The Church in Myanmar thanks Pope Francis for his love

The Church in Myanmar thanks Pope Francis for his love

The Church in Myanmar thanks Pope Francis for his love

Cardinal Charles Maung Bo of Yangon, Myanmar, carries his scroll after receiving his red biretta from Pope Francis during the consistory on February 14, 2015, in St. Peter's Basilica at the Vatican. (Paul Haring/CNS.)

Cardinal Charles Maung Bo of Myanmar says the Church in his country will remember the time of Pope Francis with gratitude and grace. The pope has not only given them their first cardinal, but drawn the world’s attention to the suffering which happens in this often forgotten country.

When I think of Pope Francis, the words of the Magnificat fill my heart. “He has raised the lowly” (Luke 1:52).  

Myanmar was a wounded nation. Wounded by war, displacement, oppression of Christians for six decades. Our people always love their shepherds, their priests, their bishops. But they reserve their special love for their pope.  

For six decades, Christians were denied their rights, their properties  were confiscated, and their schools nationalized. The missionaries who brought the gospel were exiled. Six decades of darkness.

Evil men thought the Church would collapse. With their simple faith and support from other Catholics, The Church in Myanmar not only survived but thrived.

Hundreds of the young become priests and religious, making ours a vibrant church in South East Asia: From two dioceses, now we are 16 dioceses. 

But we are a very poor church. We are just 700,000 Catholics in a country of 55 million people. We are  really the margin of the margins.  

To many Catholics in the world, this tiny flock of Myanmar Catholics was unknown. We were powerless; we were a minority; we had no great achievements.

But this pope shocked the world when he named a Cardinal from this nation and this tiny flock.

A true prophet, a man of God, a man who reached out to the margins, the man who articulates the pain and brokenness of humanity in powerful words, saw this flock in the margin. 

He put that flock in the margin on the world map. For the Myanmar Catholics, there was no prouder moment.

Nearly 300 people paid their way to Rome to see this great Shepherd. Every Myanmar Catholic felt the great love this Shepherd of the masses showered on them.

Suddenly this persecuted population could sing and dance with joy: “He has done marvels for me!”

This is a great healing for a wounded Catholic population. Suddenly, it felt itself lifted from the depth of despair into the pinnacle of glory. One among them is the Prince of the Catholic Church!    

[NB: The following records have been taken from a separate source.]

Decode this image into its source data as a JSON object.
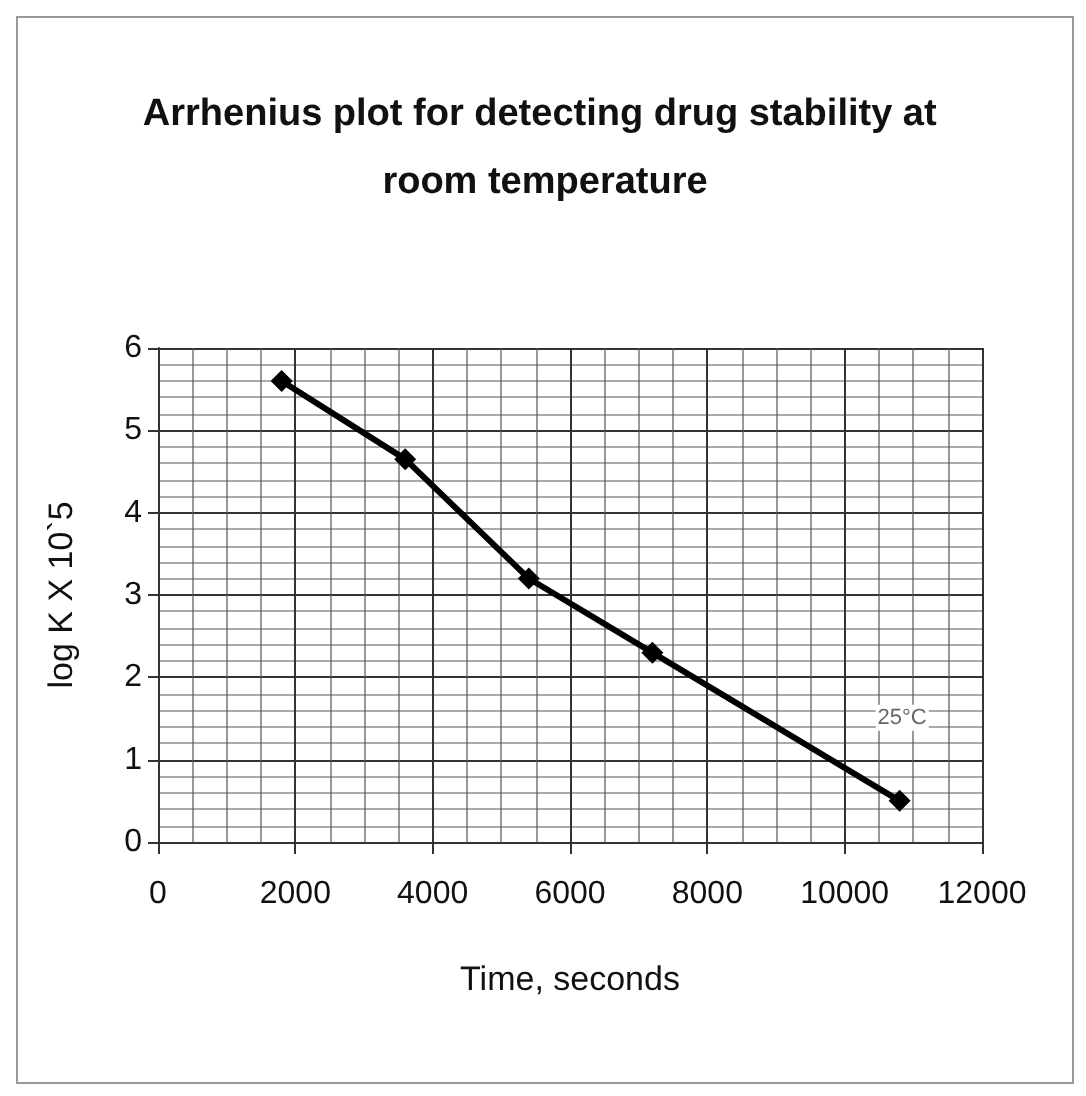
{
  "chart_data": {
    "type": "line",
    "title": "Arrhenius plot for detecting drug stability at room temperature",
    "xlabel": "Time, seconds",
    "ylabel": "log K X 10`5",
    "x": [
      1800,
      3600,
      5400,
      7200,
      10800
    ],
    "series": [
      {
        "color": "#000000",
        "values": [
          5.6,
          4.65,
          3.2,
          2.3,
          0.5
        ]
      }
    ],
    "xlim": [
      0,
      12000
    ],
    "xticks": [
      0,
      2000,
      4000,
      6000,
      8000,
      10000,
      12000
    ],
    "ylim": [
      0,
      6
    ],
    "yticks": [
      0,
      1,
      2,
      3,
      4,
      5,
      6
    ],
    "grid": true,
    "marker": "diamond",
    "line_style": "solid",
    "annotations": [
      "25°C"
    ]
  }
}
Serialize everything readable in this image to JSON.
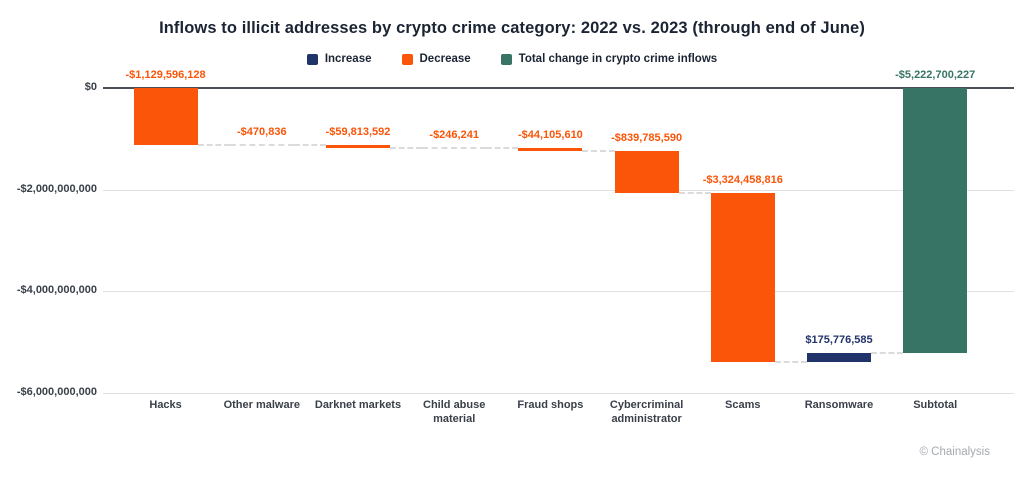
{
  "title": "Inflows to illicit addresses by crypto crime category: 2022 vs. 2023 (through end of June)",
  "footer": {
    "credit": "© Chainalysis"
  },
  "legend": {
    "items": [
      {
        "key": "increase",
        "label": "Increase",
        "color": "#21336B"
      },
      {
        "key": "decrease",
        "label": "Decrease",
        "color": "#FA5508"
      },
      {
        "key": "total",
        "label": "Total change in crypto crime inflows",
        "color": "#387465"
      }
    ]
  },
  "chart_data": {
    "type": "bar",
    "subtype": "waterfall",
    "title": "Inflows to illicit addresses by crypto crime category: 2022 vs. 2023 (through end of June)",
    "categories": [
      "Hacks",
      "Other malware",
      "Darknet markets",
      "Child abuse material",
      "Fraud shops",
      "Cybercriminal administrator",
      "Scams",
      "Ransomware",
      "Subtotal"
    ],
    "values": [
      -1129596128,
      -470836,
      -59813592,
      -246241,
      -44105610,
      -839785590,
      -3324458816,
      175776585,
      -5222700227
    ],
    "value_labels": [
      "-$1,129,596,128",
      "-$470,836",
      "-$59,813,592",
      "-$246,241",
      "-$44,105,610",
      "-$839,785,590",
      "-$3,324,458,816",
      "$175,776,585",
      "-$5,222,700,227"
    ],
    "bar_types": [
      "decrease",
      "decrease",
      "decrease",
      "decrease",
      "decrease",
      "decrease",
      "decrease",
      "increase",
      "total"
    ],
    "colors": {
      "increase": "#21336B",
      "decrease": "#FA5508",
      "total": "#387465"
    },
    "xlabel": "",
    "ylabel": "",
    "ylim": [
      -6000000000,
      0
    ],
    "y_ticks": [
      {
        "value": 0,
        "label": "$0"
      },
      {
        "value": -2000000000,
        "label": "-$2,000,000,000"
      },
      {
        "value": -4000000000,
        "label": "-$4,000,000,000"
      },
      {
        "value": -6000000000,
        "label": "-$6,000,000,000"
      }
    ],
    "grid": true,
    "legend_position": "top"
  }
}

This was not only a symbolic tokenism, but a realization of genuine love for those in the margin. He reiterated his love and recognition once again when he appointed the same Cardinal to be his legate for the 51st Eucharistic Congress held in the biggest Asian Catholic Country, the Philippines, in 2016.

Always a prophet of mercy and compassion, his voice is raised on topics considered sensitive even by great powers of the earth.

His recent comments on Rohingyas and their suffering drew a lot of surprise, because they are Muslims, they are even abandoned by their co-religionists.  

But the voice of Pope Francis is heard from the roof tops: “Save our Muslim brethren in Myanmar!”

In a heart wrenching appeal during his February 8 general audience a time of prayer the pope called attention to Muslim suffering in Myanmar. He is the father of all those who suffer in Myanmar.  

He not only raised the Myanmar Church to the level of the big churches of the world, but he is also challenging us to take up our social mission and the promotion of justice as an integral part of our faith. We are proud to be Catholics in this Pope Francis era.   

In the history of the Church in Myanmar, the time of Pope Francis will be marked by gratitude and grace. Every Catholic will remember him and say “He was our good shepherd, who left the ninety nine sheep and came in search of the lost one.”

Cardinal Charles Maung Bo has served as the Archbishop Yangon since 2003. He was created a cardinal by Pope Francis on February 14, 2015.